I found her profoundly irritating, her clear perception of superiority was perplexing as it was insulting. Though her conduct was composed and nativest, the manner in which she pulled along her own son stirred in me a severe dislike, though I crushed the impulse with the knowledge of not being properly acquainted with the woman. Her gaze was continually bored, while her frowning lips conveyed in me that she was not easily affected by emotional instinct, or indeed that she had any. Perhaps most disturbing of all, Kakashi-chan shared some similarity unto that demeanor. His attention unto things could often be described as a bored disposition, his smile was rarely invoked from the usual uncaring resting position which it held. That would not be so unnerving to me, had she been kind unto him, but she hadn't been, she had ordered Kakashi and expected compliance.

As she walked out a firm grip on Kakashi even as he waved goodbye to all of us, Sakumo tightened his fist, waving goodbye with a false smile. In order to stop Kakashi-chan from noticing I grinned as best I could at the sweet boy and waved along. Jiraiya kind of joined in with a smirk and a small two-fingered wave.

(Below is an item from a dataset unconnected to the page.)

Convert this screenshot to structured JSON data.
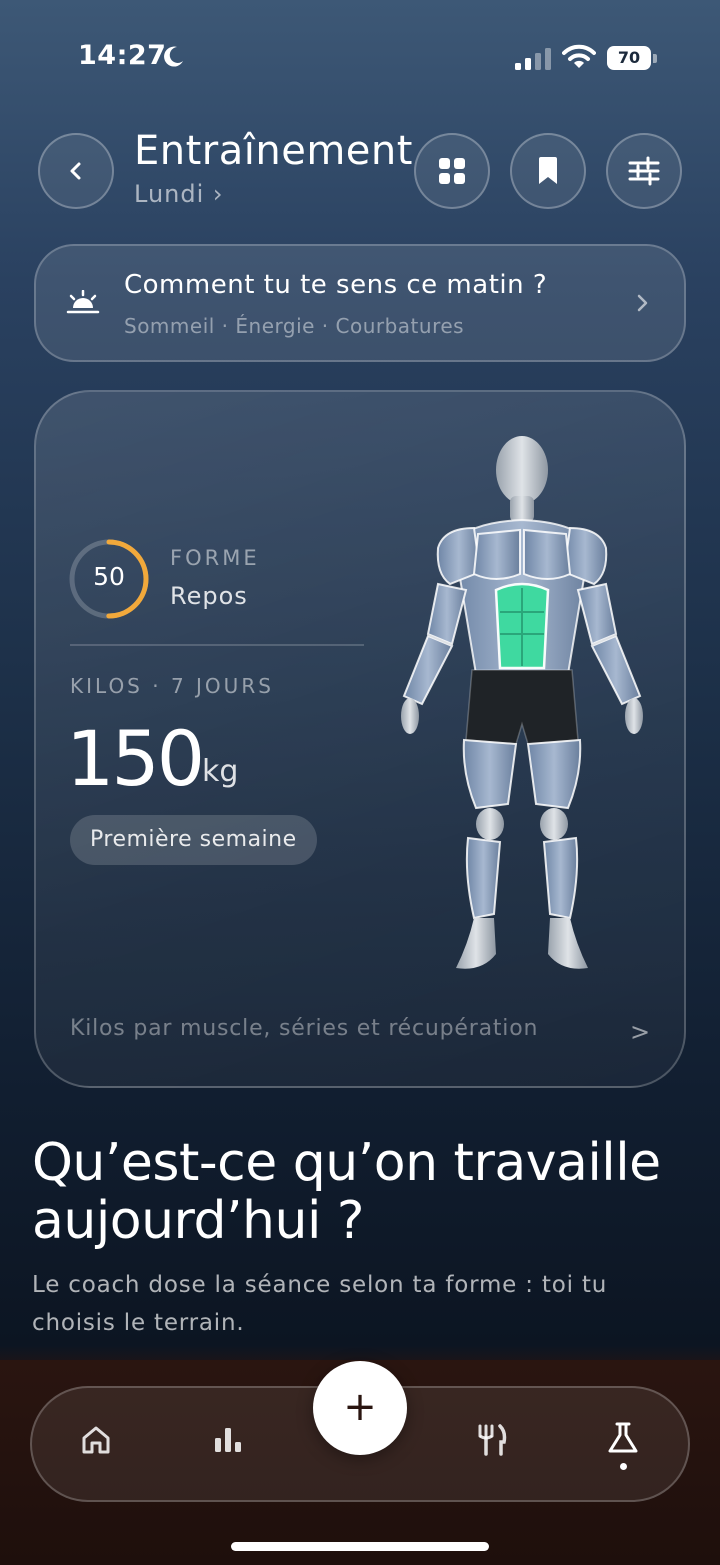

When they turned the corner, I turned to Sakumo and put a hand on his shoulder, he was distressed more then he had been in the last week preparing for his mission.

I wanted to ask what was wrong -besides his ex-wife being difficult- but he just looked up at me with the most strained eyes, knocked my hand away and walked into his room, a trail of mumbling following.

"C'mon, Tsuna will be waiting, she's not a patient woman." He clasped strongly on my shoulder before I could move to comfort -or attempt to comfort- the irate man. It would probably be a better choice to follow Jiraiya at the moment then speak to a man who was in need of cooling.

I couldn't comfort Kakashi-chan either. What a bitter morning.